A busca pelo vice continua com uma série de consultas que estão sendo feitas internamente pelo partido junto aos seus diretórios estaduais e aos demais partidos aliados. A meta é ter uma decisão sólida antes da reunião da Executiva, a qual deverá – se nada der errado – ter apenas um caráter de confirmação de Marina e do outro nome para vice, com um discurso de união em torno da coligação.

Conheça os possíveis vices de Marina


O líder do PSB na Câmara, Beto Albuquerque (RS), é o favorito neste início de semana para ser o vice de Marina. O partido quer um nome que tenha ligação orgânica com a legenda, que defenda o legado de Eduardo Campos e tenha proximidade com Marina – que entrou no PSB porque não conseguiu registrar seu partido, Rede Sustentabilidade a tempo de disputar as eleições neste ano.

Segundo reportagem da revista Época, aliados de Albuquerque já dão a fatura como liquidada. Já o parlamentar procurou adotar uma postura cautelosa, em mensagem postada no Twitter.

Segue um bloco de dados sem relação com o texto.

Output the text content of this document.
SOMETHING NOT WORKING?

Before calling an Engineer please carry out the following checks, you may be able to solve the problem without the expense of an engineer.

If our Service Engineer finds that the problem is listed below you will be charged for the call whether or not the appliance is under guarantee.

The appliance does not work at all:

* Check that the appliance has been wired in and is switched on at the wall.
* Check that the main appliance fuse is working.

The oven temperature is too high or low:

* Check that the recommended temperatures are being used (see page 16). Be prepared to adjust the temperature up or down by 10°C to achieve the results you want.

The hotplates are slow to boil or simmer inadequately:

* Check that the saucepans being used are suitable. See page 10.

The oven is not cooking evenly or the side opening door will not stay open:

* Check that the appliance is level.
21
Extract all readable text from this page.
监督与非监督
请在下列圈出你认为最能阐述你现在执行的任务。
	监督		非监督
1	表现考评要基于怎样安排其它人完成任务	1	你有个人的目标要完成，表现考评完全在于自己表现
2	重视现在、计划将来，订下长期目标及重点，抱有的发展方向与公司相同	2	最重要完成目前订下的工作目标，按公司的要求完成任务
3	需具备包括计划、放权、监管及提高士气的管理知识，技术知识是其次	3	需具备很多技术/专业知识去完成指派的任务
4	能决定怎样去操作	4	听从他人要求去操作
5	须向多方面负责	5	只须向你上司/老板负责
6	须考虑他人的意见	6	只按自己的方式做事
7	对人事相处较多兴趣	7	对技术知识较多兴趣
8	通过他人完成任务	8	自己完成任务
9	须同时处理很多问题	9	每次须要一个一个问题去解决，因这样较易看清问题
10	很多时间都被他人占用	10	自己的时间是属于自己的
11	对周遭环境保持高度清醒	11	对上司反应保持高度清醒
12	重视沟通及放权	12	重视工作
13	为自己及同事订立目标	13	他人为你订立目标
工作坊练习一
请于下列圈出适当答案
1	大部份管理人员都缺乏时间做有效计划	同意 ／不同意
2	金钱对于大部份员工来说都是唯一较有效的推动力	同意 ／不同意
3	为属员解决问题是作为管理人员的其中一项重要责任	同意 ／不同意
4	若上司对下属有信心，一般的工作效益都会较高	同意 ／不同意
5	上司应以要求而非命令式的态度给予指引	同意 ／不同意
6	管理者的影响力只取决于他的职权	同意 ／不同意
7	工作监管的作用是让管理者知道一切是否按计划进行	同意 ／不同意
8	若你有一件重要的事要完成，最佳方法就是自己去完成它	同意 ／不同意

“Ele (Albuquerque) tem todas as características. É uma pessoa que está no projeto desde o início, é uma pessoa da confiança do Eduardo Campos, tem um bom trânsito com Marina. É do quadro orgânico do PSB”, disse o líder do partido no Senado, Rodrigo Rollemberg (DF), à Agência Brasil. O senador ainda negou, na mesma entrevista, que estejam sendo feitas exigências para Marina assumir a candidatura.

“Ninguém vai exigir isso de Marina. Compromisso é compromisso. Marina entrou no PSB como Rede. Foi muito clara. Foi uma filiação democrática para uma coligação programática. É importante manter os compromissos que estão em torno do programa de governo. Sempre dissemos que nossa coligação é uma coligação programática, construímos junto de um programa de governo, e é isso que vai nos reger daqui por diante”, completou.